The amendment’s supporters have gone to great pains to try to divorce the ballot measure from party politics. There are over 900,000 more active registered Republican voters in Florida now than Democrats, according to state data, meaning that proposed amendment will likely need at least some bipartisan support if it’s to have any chance of passing in November.

Yet Democratic candidates across the state have sought to tie their political fortunes to Amendment 4, hoping that voters motivated by the prospect of protecting abortion access will turn out in force to cast their ballot in favor of both the amendment and the Democrats who support it.

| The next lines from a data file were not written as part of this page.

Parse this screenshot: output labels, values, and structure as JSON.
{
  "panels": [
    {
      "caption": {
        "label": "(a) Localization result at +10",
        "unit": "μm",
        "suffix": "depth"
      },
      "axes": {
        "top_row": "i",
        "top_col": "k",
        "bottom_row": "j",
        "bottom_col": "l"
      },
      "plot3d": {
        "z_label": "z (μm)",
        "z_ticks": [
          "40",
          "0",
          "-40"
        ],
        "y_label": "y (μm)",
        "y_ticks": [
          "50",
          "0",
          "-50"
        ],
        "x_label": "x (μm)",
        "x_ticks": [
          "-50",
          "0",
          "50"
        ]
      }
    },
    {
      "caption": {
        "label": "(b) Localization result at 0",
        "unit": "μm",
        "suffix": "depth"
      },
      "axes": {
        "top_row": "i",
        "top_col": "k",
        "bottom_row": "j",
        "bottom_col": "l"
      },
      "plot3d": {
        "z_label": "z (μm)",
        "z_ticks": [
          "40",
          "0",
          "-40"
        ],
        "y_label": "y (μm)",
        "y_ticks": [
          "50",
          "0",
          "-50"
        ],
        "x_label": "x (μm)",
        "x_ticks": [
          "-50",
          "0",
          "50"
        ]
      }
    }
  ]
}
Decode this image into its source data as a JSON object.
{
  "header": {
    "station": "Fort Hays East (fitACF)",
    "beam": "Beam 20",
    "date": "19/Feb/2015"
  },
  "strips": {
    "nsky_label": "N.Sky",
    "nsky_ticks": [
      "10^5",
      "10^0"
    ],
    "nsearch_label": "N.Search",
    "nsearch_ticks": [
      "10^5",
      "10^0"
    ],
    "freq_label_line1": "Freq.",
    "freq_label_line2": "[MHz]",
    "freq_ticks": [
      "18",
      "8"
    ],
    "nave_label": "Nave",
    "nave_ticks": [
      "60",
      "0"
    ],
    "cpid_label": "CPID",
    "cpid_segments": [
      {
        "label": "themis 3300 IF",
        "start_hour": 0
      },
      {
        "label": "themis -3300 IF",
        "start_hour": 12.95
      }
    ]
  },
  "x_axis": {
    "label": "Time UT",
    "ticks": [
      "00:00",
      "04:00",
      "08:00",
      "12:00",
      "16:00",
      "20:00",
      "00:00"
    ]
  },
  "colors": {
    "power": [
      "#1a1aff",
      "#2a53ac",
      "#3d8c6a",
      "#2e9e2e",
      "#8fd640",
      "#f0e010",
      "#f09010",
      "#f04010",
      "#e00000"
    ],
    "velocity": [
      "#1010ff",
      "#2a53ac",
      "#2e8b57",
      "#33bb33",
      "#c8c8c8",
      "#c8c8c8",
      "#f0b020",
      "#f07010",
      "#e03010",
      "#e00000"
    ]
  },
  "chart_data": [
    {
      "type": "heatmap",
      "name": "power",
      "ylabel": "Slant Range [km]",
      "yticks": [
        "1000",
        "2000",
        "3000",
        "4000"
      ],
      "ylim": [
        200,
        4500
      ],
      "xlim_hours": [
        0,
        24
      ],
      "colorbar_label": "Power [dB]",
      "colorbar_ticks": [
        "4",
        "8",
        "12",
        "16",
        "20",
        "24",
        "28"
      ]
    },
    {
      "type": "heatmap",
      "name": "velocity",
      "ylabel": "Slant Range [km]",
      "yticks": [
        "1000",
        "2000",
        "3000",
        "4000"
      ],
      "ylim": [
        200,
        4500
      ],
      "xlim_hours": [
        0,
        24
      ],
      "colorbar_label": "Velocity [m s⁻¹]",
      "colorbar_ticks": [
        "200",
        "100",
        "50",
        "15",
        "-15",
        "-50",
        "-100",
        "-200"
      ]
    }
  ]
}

Just a few weeks after the Florida Supreme Court allowed the state’s six-week abortion ban to go into effect, Biden traveled to Tampa to assail the law as a cruel attempt to limit women’s rights. In May, as the six-week ban formally entered into force, Vice President Kamala Harris delivered a speech in Jacksonville where she cast Democrats as the ones who “trust women” to make decisions about their own bodies.

Former U.S. Rep. Debbie Mucarsel-Powell, the likely Democratic nominee to take on U.S. Sen. Rick Scott in November, has also made abortion rights a central pillar of her campaign. While she’s insisted that passing Amendment 4 isn’t a partisan issue, she’s also argued that voting in favor of the amendment and electing Democratic lawmakers should go hand in hand.

“[Voters] have an opportunity to enshrine into the state’s constitution this right, this fundamental right for women,” Mucarsel-Powell said at a stop in Fort Lauderdale last week. “But it will mean absolutely nothing if they re-elect Rick Scott, send him back to the Senate and then he passes a national abortion ban.”

“Make no mistake,” she added. “Freedom is on the ballot this November, and if we want to stop these extreme bans, we have to stop the extremists who are pushing them.”

Aubrey Jewett, a political science professor at the University of Central Florida, said that while there’s a chance that Amendment 4 will help boost Democratic voter turnout this fall, it’s unlikely to be “enough to pull Joe Biden across the finish line” in November.

“I don’t know that’s it’s going to have that big of an impact on these top-of-the-ticket races,” Jewett said. “The reality is, in order [for Amendment 4] to get to 60%, it’s going to have to get broad support. That’s all to say that for the abortion rights folks — they’re not going to get to 60% without Republicans.”